From Yahoo Brickhouse, a KickStart, Zync & a FireEagle

[qi:046] It was almost a year ago when Yahoo (YHOO) set up Brickhouse, an effort to foster innovation within the company so that its brightest would stay and cook up clever ideas instead of playing the Sandhill Road Roulette. Unlike Yahoo Research, which has a five-year horizon, Brickhouse attempts to identify technologies and ideas that can be brought to market within one to three years.
The first signs that the Brickhouse experiment is working are Yahoo KickStart and Zync — two ideas that are being launched on Nov. 5th. These launches are pretty important for Yahoo Brickhouse, for some of its early efforts such as Yahoo Pipes — despite the initial buzz — have faded from the spotlight. (Wired has reported that two of its co-founders recently left Yahoo.)
These two services have gone from being mere concepts to mainstream offerings. Yahoo KickStart helps recent college graduates find jobs using social-networking features. Linking recent (or soon-to-be) graduates via alumni and fraternity and sorority organizations, Kickstart is trying to help college students overcome their lack of “professional networks.” And in order to kick-start the effort, Yahoo is offering $25,000 to a U.S. university with the largest number of alumni profiles by Dec. 31.

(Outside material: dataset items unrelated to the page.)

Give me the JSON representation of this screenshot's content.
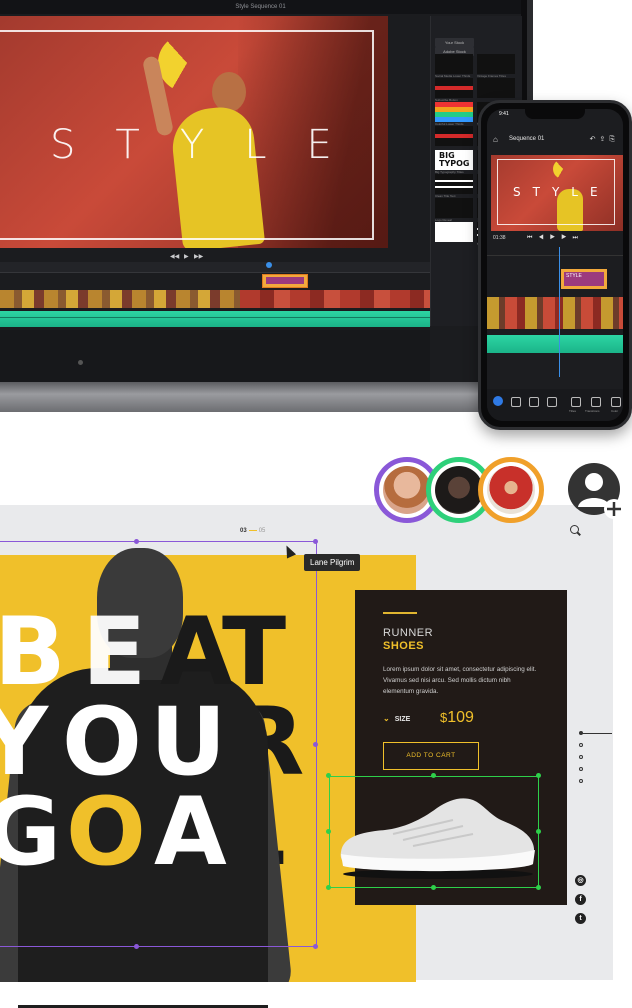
{
  "editor": {
    "window_title": "Style Sequence 01",
    "panel_tabs": [
      "Your Stock",
      "Adobe Stock"
    ],
    "template_labels": [
      "Social Media Lower Thirds",
      "Vintage Frames Titles",
      "Subscribe Button",
      "",
      "Colorful Lower Thirds",
      "Title Card",
      "",
      "",
      "Big Typography Titles",
      "",
      "Clean Title Text",
      "",
      "Logo Reveal",
      "",
      "",
      "Motion Typo Titles"
    ],
    "big_typog_text": "BIG TYPOG",
    "preview_title_text": "STYLE"
  },
  "phone": {
    "time": "9:41",
    "sequence_title": "Sequence 01",
    "preview_title_text": "STYLE",
    "timecode": "01:38",
    "clip_label": "STYLE",
    "toolbar_labels": [
      "",
      "",
      "",
      "",
      "Titles",
      "Transitions",
      "Color"
    ]
  },
  "prototype": {
    "headline_words": [
      "BEAT",
      "YOUR",
      "GOAL"
    ],
    "counter": {
      "current": "03",
      "total": "05"
    },
    "tooltip": "Lane Pilgrim",
    "card": {
      "title_line1": "RUNNER",
      "title_line2": "SHOES",
      "body": "Lorem ipsum dolor sit amet, consectetur adipiscing elit. Vivamus sed nisi arcu. Sed mollis dictum nibh elementum gravida.",
      "size_label": "SIZE",
      "price_currency": "$",
      "price_value": "109",
      "cta": "ADD TO CART"
    },
    "social_icons": [
      "instagram-icon",
      "facebook-icon",
      "twitter-icon"
    ],
    "collaborators": [
      {
        "ring": "#8a58d8",
        "fill": "#d9a48a"
      },
      {
        "ring": "#2ed07a",
        "fill": "#4a3a35"
      },
      {
        "ring": "#f0a02a",
        "fill": "#c8302a"
      }
    ]
  },
  "colors": {
    "accent_yellow": "#f0c02a",
    "card_dark": "#211a17",
    "selection_purple": "#8a58d8",
    "selection_green": "#2ed04a"
  }
}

Zync is another Research/Brickhouse idea that has graduated. It allows collaborative watching of YouTube (GOOG) videos over the Yahoo IM client; friends can chat via Yahoo IM and also control the video playback. Zync has now been baked into the Windows version of Yahoo Messenger 9.0.
“Every month we take between eight and ten ideas to the senior management, and they then decide and green-light two ideas,” Salim Ismail, who heads up Yahoo Brickhouse, said in an interview. “It is very much like a VC model, where the senior management decides on funding for projects and then subsequent funding.”
Yahoo is also announcing the launch of a beta version of FireEagle, a global location platform that can be mashed up with other web services. You can tell the platform where you are and it will eventually come back with a potpourri of services around your location. End users can enter their information via IM, GPS-enabled phones, or even through Facebook.
There has been a sharp increase in geo-location and location-based services in recent months. That’s good news for Yahoo, and they should be throwing a lot of resources behind FireEagle. I will dig into this particular service when time permits.